A full-resolution image with even 8-bit colour mode requires 6144 bytes, which means a DMEM_DEPTH_BITS of at least 13! The C code DMEM_SIZE should be 2^DMEM_DEPTH_BITS which is 0x2000 for DMEM_DEPTH_BITS of 13 in Wrapper.v

When you export byte arrays in the data segment from Godbolt to RARS, there could be an issue - RARS doesn't recognize the octal escape sequence emitted by compilers. A workaround is to copy-paste the actual C array into the data segment of RARS with a .byte declaration, instead of using the .ascii array emitted by the compiler. The rest of the generated assembly is fine. This is illustrated in the figures below.

C Code
C Code

Octal array emitted by the compiler

Copy-pasted array fix in RARS with .byte declaration

Food for thought

It may be better to use synchronous read and use block RAMs if you have many images. Else, you will quickly run out of LUTs.
Image pixels being sent column-wise is advantageous if the conversion tool can give a column-major format for the array. This is because multiplication by 64 is easier than by 96.
Clang emits mul instructions when you multiply by 96, GCC does y*64+y*32 instead in some optimization modes.
It is not uncommon to allocate memory that is larger than the required size to make the buffer dimensions powers of two - trading off memory for performance!
It is not possible to read back what you wrote to the OLED. Something = *OLED_DATA_ADDR does not work. These are memory-mapped peripherals; do not treat like memory. However, it is possible to modify the Wrapper and TOP to accomplish this, but has some hurdles such as needing 2 clock cycles for a read.

Accelerometer

The accelerometer gives the temperature and X, Y, Z accelerations.
ACCEL_DATA is a 32-bit value packing 4 independent 8-bit values MSB downto LSB.
Each value is in 8-bit signed format with a range of +/- 2g. So a reading of 1g is 0x40 and -1g is 0xC0.
The sensor in fact gives a 12-bit reading, but uses only 8 bits for simplicity.
The calibration is not perfect on all boards, so do not be surprised if there is a fixed offset to all your readings.

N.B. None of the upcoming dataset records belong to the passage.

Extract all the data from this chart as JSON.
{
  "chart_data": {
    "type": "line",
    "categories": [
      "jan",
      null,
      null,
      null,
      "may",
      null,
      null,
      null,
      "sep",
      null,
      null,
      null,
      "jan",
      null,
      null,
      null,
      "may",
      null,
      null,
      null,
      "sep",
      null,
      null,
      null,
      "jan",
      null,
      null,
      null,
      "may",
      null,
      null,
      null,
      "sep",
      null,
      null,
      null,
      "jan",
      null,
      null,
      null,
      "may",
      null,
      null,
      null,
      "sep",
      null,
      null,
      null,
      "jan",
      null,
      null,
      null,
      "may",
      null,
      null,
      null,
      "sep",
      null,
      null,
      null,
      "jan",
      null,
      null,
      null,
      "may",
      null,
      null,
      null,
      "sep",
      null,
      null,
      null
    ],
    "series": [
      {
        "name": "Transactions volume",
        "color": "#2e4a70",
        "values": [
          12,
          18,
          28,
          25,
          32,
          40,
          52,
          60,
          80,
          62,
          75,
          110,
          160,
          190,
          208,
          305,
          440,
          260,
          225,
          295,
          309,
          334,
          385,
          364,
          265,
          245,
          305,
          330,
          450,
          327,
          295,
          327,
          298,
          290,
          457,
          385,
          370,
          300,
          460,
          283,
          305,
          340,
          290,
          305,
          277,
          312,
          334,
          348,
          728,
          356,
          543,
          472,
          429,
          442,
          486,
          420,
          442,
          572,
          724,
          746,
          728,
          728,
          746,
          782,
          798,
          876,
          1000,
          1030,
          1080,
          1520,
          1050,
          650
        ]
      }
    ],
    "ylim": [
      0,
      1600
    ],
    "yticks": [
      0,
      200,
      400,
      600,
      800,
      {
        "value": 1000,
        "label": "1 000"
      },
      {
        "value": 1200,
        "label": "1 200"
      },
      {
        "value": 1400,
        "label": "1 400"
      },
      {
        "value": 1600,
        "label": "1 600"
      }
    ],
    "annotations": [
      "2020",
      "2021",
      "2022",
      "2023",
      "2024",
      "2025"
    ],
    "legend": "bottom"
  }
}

If you want only a specific axis or temperature, use a combination of logical operators and shift e.g., extract Y using (*ACC_DATA_ADDR & 0x0000FF00) >> 8. If your processor can do lbu, the required byte can be read directly.

ACCEL_DREADY indicates data readiness, which is useful only when attempting to read at a high rate.

Cycle Counter

Cycle counter gives the number of processor cycles that have elapsed since the last reset.
Cycle counter rolls over at 42 seconds at 100 MHz (CLK_DIV_BITS = 0), but is much longer at lower frequencies.
Change counter width and bits used in Wrapper for a longer duration, but lower cycles precision.